To start, I began a biga on Friday night. After 16 hours it was bubbling and happy.
Then the rest of the dough started to come together.
After rising, shaping, and rising…it was time for baking.
And once cooled, it was time for slicing, toasting, buttering, and eating.
I repeated this process numerous times over the course of the weekend, since I was fortunate enough to not lose power, and it more than satisfied my fondness for snacking while reading, playing online Scrabble, and catching up on BBC mystery series.
For my fellow East coasters, how did you spend Hurricane Irene?

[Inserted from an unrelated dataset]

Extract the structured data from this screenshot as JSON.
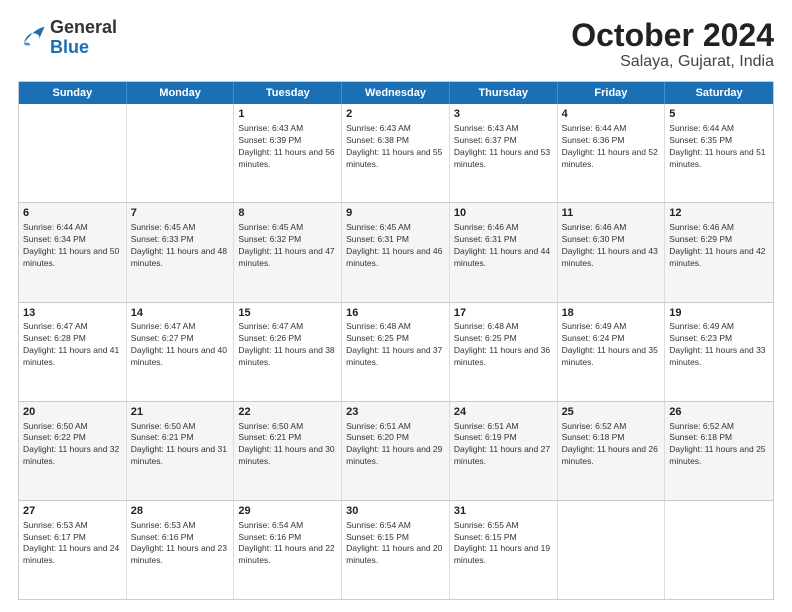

I especially want to know what you ate…you know, the important stuff.
Adapted from King Arthur Flour
1 cup cool water (65 degrees)
2 cups unbleached all-purpose flour
1/4 tsp. instant yeast
1/4 cup cool water (65 degrees)
2 – 2 1/2 cups unbleached all-purpose flour
2 tsps. instant yeast
1 1/2 tsps. salt
1 egg white, lightly beaten with 1 Tbsp. water
For the Biga
Mix together all ingredients until combined, then cover with plastic wrap and let it rest for 12-16 hours at room temperature. The bubbles will tell you it’s ready.
For the Dough
- Add the water to the biga and mix together. Add the flour, yeast, and salt and knead until smooth – 3 minutes by mixer or 5 minutes by hand. The gluten will have time to develop more during the rise so don’t go crazy with the kneading.
- Place the dough in a lightly greased bowl and cover. Let it rise at room temperature for another 90 minutes. To help the gluten, gently deflate the dough from time to time and give it a flip in the bowl.
- Divide the dough into three pieces, and then braid them together. Set the braid on a lightly greased baking sheet, then cover with a clean kitchen towel and allow it to rise for another 60 – 90 minutes or until slightly puffy.
- When the second rise is almost finished, preheat the oven to 425 degrees. Using a pastry brush, coat the braid with the beaten egg and sprinkle on the sesame seeds.
- Bake for 25 – 35 minutes or until it has a hollow sound when rapped, and the internal temperature reaches 190 degrees.
- Cool on a wire rack, then enjoy!
Note: I did a poor job with this loaf, so yours will most likely look a heck of a lot better than mine. I think I over-kneaded it the first time around, didn’t add enough flour because I underestimated the humidity in the air, then didn’t let it rise long enough during the second rise. Having said all that, you can see that I STILL ended up with a tasty loaf that more than satisfied my toast cravings while Irene made me stir-crazy. And it just means I get to try it all again!